The Obama administration has never offered a principled explanation of how to square the health-care law's individual mandate with the Constitution. If Congress can force us to buy health insurance, what can’t it order us to buy?
The US Supreme Court today heard arguments today on what may be the most important constitutional case in a generation. Some of the nation’s top attorneys are debating the Patient Protection and Affordable Care Act, often known as Obamacare.
The eventual ruling could chart the boundaries of federal power for generations to come – not only for health care, but across the policy spectrum.
A major focus of the Supreme Court hearings is the individual mandate – the law’s requirement that almost all Americans who aren’t covered by employers must purchase a health-care plan, whether they want to or not.
The plaintiffs – including 26 states as well as individuals and businesses – argue that Congress has no authority to force people to buy insurance.
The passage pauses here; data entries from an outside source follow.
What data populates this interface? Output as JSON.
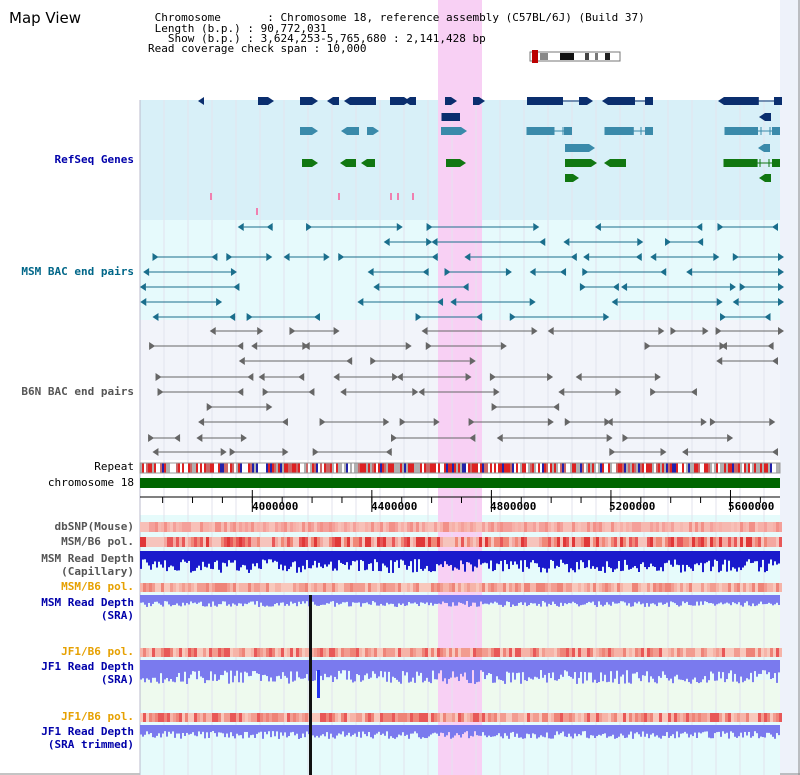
{
  "header": {
    "title": "Map View",
    "info_lines": [
      " Chromosome       : Chromosome 18, reference assembly (C57BL/6J) (Build 37)",
      " Length (b.p.) : 90,772,031",
      "   Show (b.p.) : 3,624,253-5,765,680 : 2,141,428 bp",
      "Read coverage check span : 10,000"
    ]
  },
  "tracks": {
    "refseq": {
      "label": "RefSeq Genes",
      "color": "#0000aa"
    },
    "msm_bac": {
      "label": "MSM BAC end pairs",
      "color": "#006688"
    },
    "b6n_bac": {
      "label": "B6N BAC end pairs",
      "color": "#555555"
    },
    "repeat": {
      "label": "Repeat",
      "color": "#000000"
    },
    "chromosome": {
      "label": "chromosome 18",
      "color": "#000000"
    },
    "dbsnp": {
      "label": "dbSNP(Mouse)",
      "color": "#444444"
    },
    "msm_b6_pol": {
      "label": "MSM/B6 pol.",
      "color": "#444444"
    },
    "msm_depth_cap": {
      "label": "MSM Read Depth",
      "sub": "(Capillary)",
      "color": "#444444"
    },
    "msm_b6_pol_sra": {
      "label": "MSM/B6 pol.",
      "color": "#e6a000"
    },
    "msm_depth_sra": {
      "label": "MSM Read Depth",
      "sub": "(SRA)",
      "color": "#0000aa"
    },
    "jf1_b6_pol": {
      "label": "JF1/B6 pol.",
      "color": "#e6a000"
    },
    "jf1_depth_sra": {
      "label": "JF1 Read Depth",
      "sub": "(SRA)",
      "color": "#0000aa"
    },
    "jf1_b6_pol2": {
      "label": "JF1/B6 pol.",
      "color": "#e6a000"
    },
    "jf1_depth_trim": {
      "label": "JF1 Read Depth",
      "sub": "(SRA trimmed)",
      "color": "#0000aa"
    }
  },
  "axis": {
    "range_bp": [
      3624253,
      5765680
    ],
    "ticks": [
      "4000000",
      "4400000",
      "4800000",
      "5200000",
      "5600000"
    ],
    "tick_values": [
      4000000,
      4400000,
      4800000,
      5200000,
      5600000
    ]
  },
  "colors": {
    "highlight": "#f8d0f4",
    "refseq_bg": "#d8f0f8",
    "msm_bg": "#e6fafc",
    "b6n_bg": "#f2f4fa",
    "gene_dark": "#0a2e6e",
    "gene_teal": "#3a8aaa",
    "gene_green": "#117711",
    "chromosome_bar": "#006600",
    "depth_blue": "#1a1acc",
    "depth_lavender": "#7a7aee"
  }
}
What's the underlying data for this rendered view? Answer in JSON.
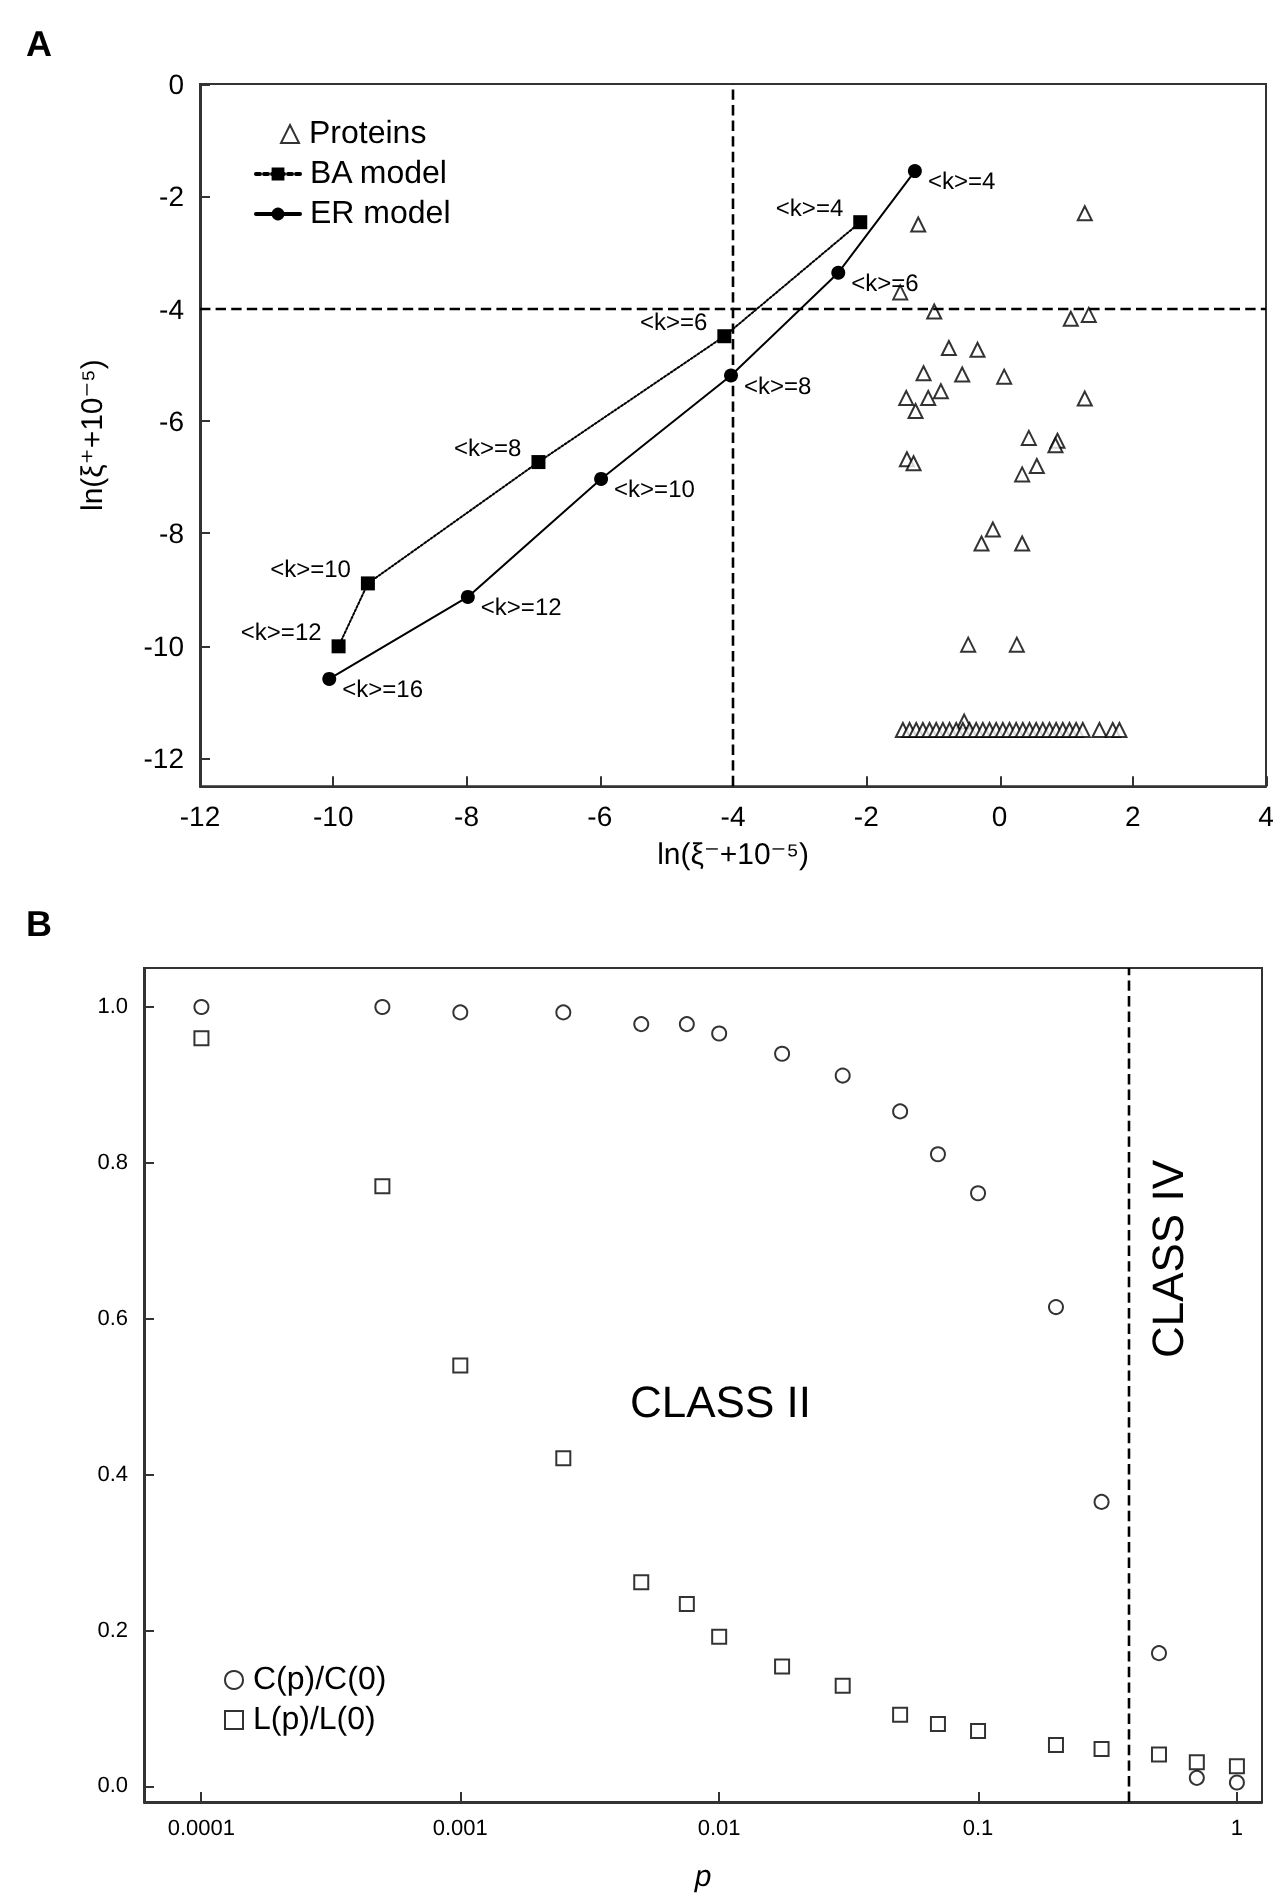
{
  "chart_data": [
    {
      "type": "scatter",
      "title": "A",
      "xlabel": "ln(ξ⁻+10⁻⁵)",
      "ylabel": "ln(ξ⁺+10⁻⁵)",
      "xlim": [
        -12,
        4
      ],
      "ylim": [
        -12.5,
        0
      ],
      "xticks": [
        -12,
        -10,
        -8,
        -6,
        -4,
        -2,
        0,
        2,
        4
      ],
      "yticks": [
        -12,
        -10,
        -8,
        -6,
        -4,
        -2,
        0
      ],
      "legend": "top left",
      "grid": false,
      "ref_lines": [
        {
          "axis": "x",
          "value": -4,
          "line_style": "dashed",
          "color": "#000000"
        },
        {
          "axis": "y",
          "value": -4,
          "line_style": "dashed",
          "color": "#000000"
        }
      ],
      "series": [
        {
          "name": "Proteins",
          "type": "scatter",
          "marker": "triangle",
          "color": "#000000",
          "x": [
            -1.22,
            1.28,
            -1.49,
            -0.98,
            1.07,
            1.34,
            -0.76,
            -0.33,
            -1.14,
            -0.56,
            0.07,
            -1.4,
            -1.07,
            -0.88,
            -1.26,
            1.28,
            0.44,
            0.87,
            0.84,
            0.56,
            0.34,
            -1.39,
            -1.29,
            -0.1,
            -0.27,
            0.34,
            -0.47,
            0.26,
            -0.53,
            -1.45,
            -1.35,
            -1.25,
            -1.15,
            -1.05,
            -0.95,
            -0.85,
            -0.75,
            -0.65,
            -0.55,
            -0.45,
            -0.35,
            -0.25,
            -0.15,
            -0.05,
            0.05,
            0.15,
            0.25,
            0.35,
            0.45,
            0.55,
            0.65,
            0.75,
            0.85,
            0.95,
            1.05,
            1.15,
            1.25,
            1.5,
            1.7,
            1.8
          ],
          "values": [
            -2.5,
            -2.3,
            -3.71,
            -4.05,
            -4.18,
            -4.11,
            -4.7,
            -4.73,
            -5.15,
            -5.17,
            -5.21,
            -5.59,
            -5.59,
            -5.47,
            -5.82,
            -5.6,
            -6.3,
            -6.35,
            -6.43,
            -6.8,
            -6.95,
            -6.68,
            -6.75,
            -7.93,
            -8.18,
            -8.18,
            -9.98,
            -9.98,
            -11.35,
            -11.5,
            -11.5,
            -11.5,
            -11.5,
            -11.5,
            -11.5,
            -11.5,
            -11.5,
            -11.5,
            -11.5,
            -11.5,
            -11.5,
            -11.5,
            -11.5,
            -11.5,
            -11.5,
            -11.5,
            -11.5,
            -11.5,
            -11.5,
            -11.5,
            -11.5,
            -11.5,
            -11.5,
            -11.5,
            -11.5,
            -11.5,
            -11.5,
            -11.5,
            -11.5,
            -11.5
          ]
        },
        {
          "name": "BA model",
          "type": "line",
          "marker": "square",
          "line_style": "dotted",
          "color": "#000000",
          "x": [
            -2.09,
            -4.13,
            -6.92,
            -9.48,
            -9.92
          ],
          "values": [
            -2.46,
            -4.49,
            -6.73,
            -8.89,
            -10.01
          ],
          "value_labels": [
            "<k>=4",
            "<k>=6",
            "<k>=8",
            "<k>=10",
            "<k>=12"
          ]
        },
        {
          "name": "ER model",
          "type": "line",
          "marker": "circle",
          "line_style": "solid",
          "color": "#000000",
          "x": [
            -1.27,
            -2.42,
            -4.03,
            -5.98,
            -7.98,
            -10.06
          ],
          "values": [
            -1.55,
            -3.36,
            -5.19,
            -7.03,
            -9.13,
            -10.59
          ],
          "value_labels": [
            "<k>=4",
            "<k>=6",
            "<k>=8",
            "<k>=10",
            "<k>=12",
            "<k>=16"
          ]
        }
      ]
    },
    {
      "type": "scatter",
      "title": "B",
      "xlabel": "p",
      "log": "x",
      "xlim": [
        6e-05,
        1.25
      ],
      "ylim": [
        -0.02,
        1.05
      ],
      "xticks": [
        0.0001,
        0.001,
        0.01,
        0.1,
        1
      ],
      "yticks": [
        {
          "value": 0,
          "label": "0.0"
        },
        0.2,
        0.4,
        0.6,
        0.8,
        {
          "value": 1,
          "label": "1.0"
        }
      ],
      "legend": "bottom left",
      "grid": false,
      "ref_lines": [
        {
          "axis": "x",
          "value": 0.38,
          "line_style": "dashed",
          "color": "#000000"
        }
      ],
      "annotations": [
        "CLASS II",
        "CLASS IV"
      ],
      "x": [
        0.0001,
        0.0005,
        0.001,
        0.0025,
        0.005,
        0.0075,
        0.01,
        0.0175,
        0.03,
        0.05,
        0.07,
        0.1,
        0.2,
        0.3,
        0.5,
        0.7,
        1
      ],
      "series": [
        {
          "name": "C(p)/C(0)",
          "marker": "circle",
          "color": "#000000",
          "values": [
            1.0,
            1.0,
            0.993,
            0.993,
            0.978,
            0.978,
            0.966,
            0.94,
            0.912,
            0.866,
            0.811,
            0.761,
            0.615,
            0.365,
            0.171,
            0.011,
            0.005
          ]
        },
        {
          "name": "L(p)/L(0)",
          "marker": "square",
          "color": "#000000",
          "values": [
            0.96,
            0.77,
            0.54,
            0.421,
            0.262,
            0.234,
            0.192,
            0.154,
            0.129,
            0.092,
            0.08,
            0.071,
            0.053,
            0.048,
            0.041,
            0.031,
            0.026
          ]
        }
      ]
    }
  ]
}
Most Americans agree: A recent Gallup poll found that 72 percent – including 56 percent of Democrats – consider the mandate unconstitutional.
Obama administration attorneys counter that Article I, Section 8 of the Constitution, known as “the commerce clause” – giving Congress power to “regulate commerce among the several states” – is more than expansive enough to validate the mandate.
They rely on a list of Supreme Court precedents that stretch the definition of “interstate commerce” pretty far.
In the 1940s, the court allowed Congress to punish a farmer for growing wheat on his own land for his own use, on the theory that wheat prices would be affected if everyone did that. In the 1960s, the court classified civil rights laws as “regulations of commerce” even when they involved businesses that did practically no interstate business. And in 2005, the court ruled that Congress could prohibit someone from growing marijuana in her yard for her personal medical use, because federal laws against drugs are a kind of economic regulation.